Topline:
The Los Angeles City Controller’s Office made several findings about police responses to mental health crisis calls, including that patrol officers often are first to respond to calls for service instead of the department’s mental health teams.
That should change, according to an assessment released this week.
What's in the assessment? L.A. City Controller Kenneth Mejia said in a statement that the LAPD should revise its policy to allow the department’s SMART units — short for Systemwide Mental Assessment Response Teams — “to lead responses in mental health-related calls that don't involve weapons.”
The assessment makes several recommendations about police responses to mental health crises and comes several years after former police Chief Michel Moore said the department would deploy SMART units with patrol officers to mental health-related calls. The teams are made up of armed officers and clinicians from the L.A. County Department of Mental Health who have the goal of de-escalating situations and preventing violence.
LAist has reached out to the police department for comment.
What prompted the assessment?
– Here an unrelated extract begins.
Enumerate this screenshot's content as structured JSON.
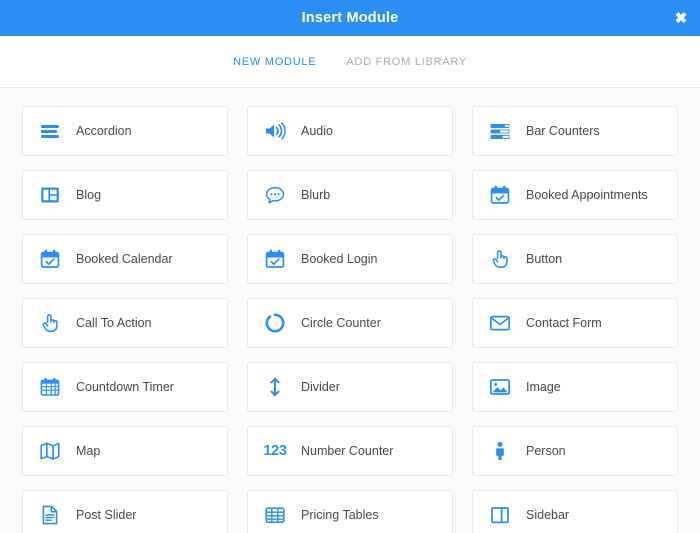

In an emailed statement, Mejia said the assessment was launched partly in response to a 48-hour span in January 2023 when LAPD “killed three men who had a history of mental health conditions or appeared to be in mental crisis.”
Read on ... for more details from the assessment.
The Los Angeles City Controller’s Office made several findings about police responses to mental health crisis calls, including that patrol officers often are first to respond to calls for service instead of the department’s mental health teams.
That should change, according to an assessment released this week.
L.A. City Controller Kenneth Mejia said in a statement that the LAPD should revise its policy to allow the department’s SMART units — short for Systemwide Mental Assessment Response Teams — “to lead responses in mental health-related calls that don't involve weapons.”
LAist has reached out to the police department for comment.
The assessment makes several recommendations about police responses to mental health crises and comes several years after former police Chief Michel Moore said the department would deploy SMART units with patrol officers to mental health-related calls.
The teams are made up of armed officers and clinicians from the L.A. County Department of Mental Health who have the goal of de-escalating situations and preventing violence.
But Dinah Manning, senior advisor at the Controller’s Office who led the assessment, said patrol officers still are the primary decision-makers on scene, citing the LAPD’s own policy and data on calls they reviewed.
“When it comes to LAPD mental health crisis response, LAPD requires an armed-first, police-first, patrol-first response to mental health crisis incidents,” said Manning, who also is the controller’s chief of strategic initiatives.
Background
According to the Controller’s Office, the former police chief said in 2021 that allowing SMART units to respond to crisis incidents with patrol officers helps to de-escalate incidents and reduce the trauma a subject may suffer.
But the assessment found LAPD policy and practice created a barrier between the SMART units and the person in crisis because patrol officers, instead of authorities with specialized teams, were in charge.
“SMART’s role as the secondary unit severely limits the mental health professional's ability to intervene and improve outcomes for the person in need or in crisis,” the assessment said.
An LAist investigation published last year found that between 2017 and 2023, 31% of shootings by L.A. police involved a person perceived by officers to be living with mental illness or experiencing a mental health crisis.
In an emailed statement, Mejia said the assessment was launched partly in response to a 48-hour span in January 2023 when LAPD “killed three men who had a history of mental health conditions or appeared to be in mental crisis.”
One of those incidents involved Takar Smith, 45, who police said was armed with a kitchen knife inside an apartment before officers fired a Taser at him and later shot him.
In audio of a 911 call released by the department, a caller can be heard telling dispatchers that Smith lives with schizophrenia and had not been taking his medication. Several officers arrive, and after entering the apartment, they attempt to talk Smith down.
After officers shoot Smith with the Taser, he grabs a kitchen knife. Officers open fire.
During a news conference after the three killings, Moore said several points of the Smith incident gave him “pause.”
“I’m being very clear about my dissatisfaction with what I believe were points of information regarding [Smith’s] mental health ... that ... resources were not called upon,” he said.
Recommendations
Among other findings, the Controller’s Office said police officers working with SMART units in 2022 and 2023 were not required to receive additional mental health training beyond the department’s 36-hour mental health intervention training.
“What we found is SMART officers during the scope period ... are not required to have any other specialized training aside from what a rookie patrol officer would be getting,” Manning said.
The controller also recommended the city and police department:
- Develop a system to track the impact SMART units have on mental health-related incidents where they are dispatched.
- Require additional training for SMART officers to ensure that they “are updated on evolving standards and best practices.”
- Continue to support and fund the Unarmed Model of Crisis Response pilot, an L.A. city effort that sends out unarmed clinicians to nonviolent mental health crisis calls.